Reste que ces deux-là «ont été choisies non pas en raison d’un quota, mais parce qu’elles ont convaincu plus que la concurrence masculine», souligne le Tages-Anzeiger. Des élections «très calmes», pour le quotidien zurichois, «et c’est précisément dans cette normalité que réside l’extraordinaire, même le spectaculaire». Maintenant, le nouveau Gremium «n’a pas beaucoup de temps pour se trouver» sur les questions fondamentales à venir, comme celle de la relation entre la Suisse et l’Union européenne et la charrue à chiens de l’accord-cadre. Plus tard, ce gouvernement-là saura-t-il gagner en leadership grâce aux deux nouvelles magistrates?

«Après tout, la seule réforme majeure récemment réussie est celle du tournant énergétique, lancé en 2011 lorsque quatre femmes» étaient au Conseil fédéral, se souvient le Tagi. Dont deux de gauche. Alors la Neue Zürcher Zeitung rameute les troupes en martelant que «ce sont deux bourgeoises qui ont été élues et qu’à ce titre on attend d’elles une politique allant dans ce sens». Qu’elles empoignent «des questions désagréables avec le parlement», bref: que l’exécutif prenne enfin des décisions et ne se contente plus d’administrer.

Mais tout de même! «Ce changement de têtes», c’est un «vent rafraîchissant», glisse le St. Galler Tagblatt, sur les terres de KKS, car «un Conseil fédéral uni qui défend ses solutions vent debout facilite le processus démocratique», estime le Bund: s’il s’appuie «sur un consensus minimal, il n’ira pas bien loin», prévient le quotidien bernois. Alors, il faut «de nouvelles solutions», s’exclame l’Aargauer Zeitung. «C’est maintenant que le travail commence», renchérit ArcInfo, et «c’est de l’ensemble du collège […] qu’on attend un message clair».

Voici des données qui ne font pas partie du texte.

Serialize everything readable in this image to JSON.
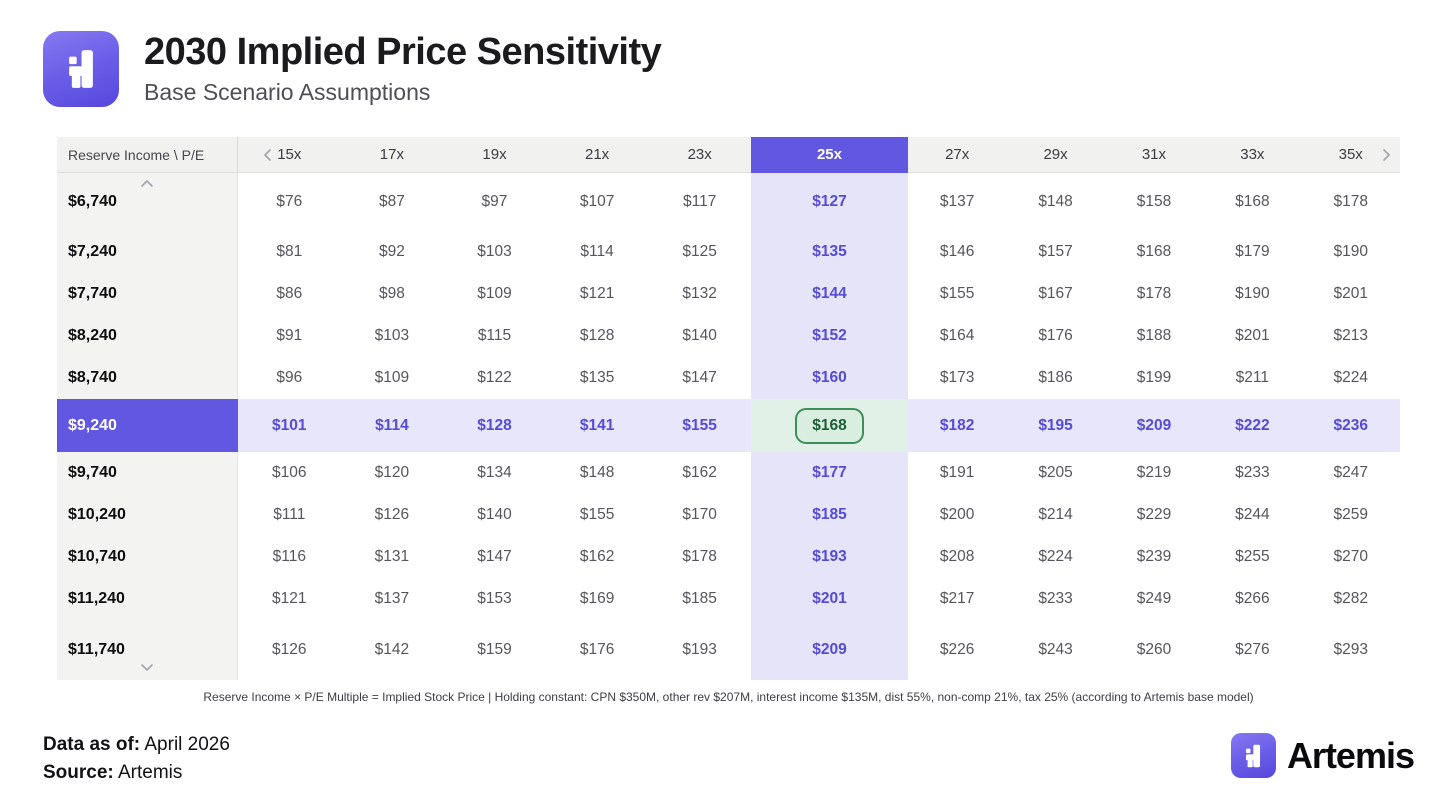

«Sur la table gouvernementale, il y a des dossiers cruciaux pour l’avenir du pays qui ont été empilés, selon La Regione: réformes de l’AVS et de la fiscalité des entreprises, augmentation constante des coûts de la santé, pour n’en citer que quelques-uns. Par conséquent, on ne pouvait espérer mieux pour cette double élection.» Dans l’histoire récente, «le fait d’avoir hérité d’un deuxième représentant de l’UDC en 2015 et d’un représentant du Tessin en 2017 n’a évidemment pas beaucoup aidé» dans la dynamique décisionnelle. «Voilà pourquoi le Conseil fédéral aspirait à davantage de calme. Le parlement lui en a donné hier.»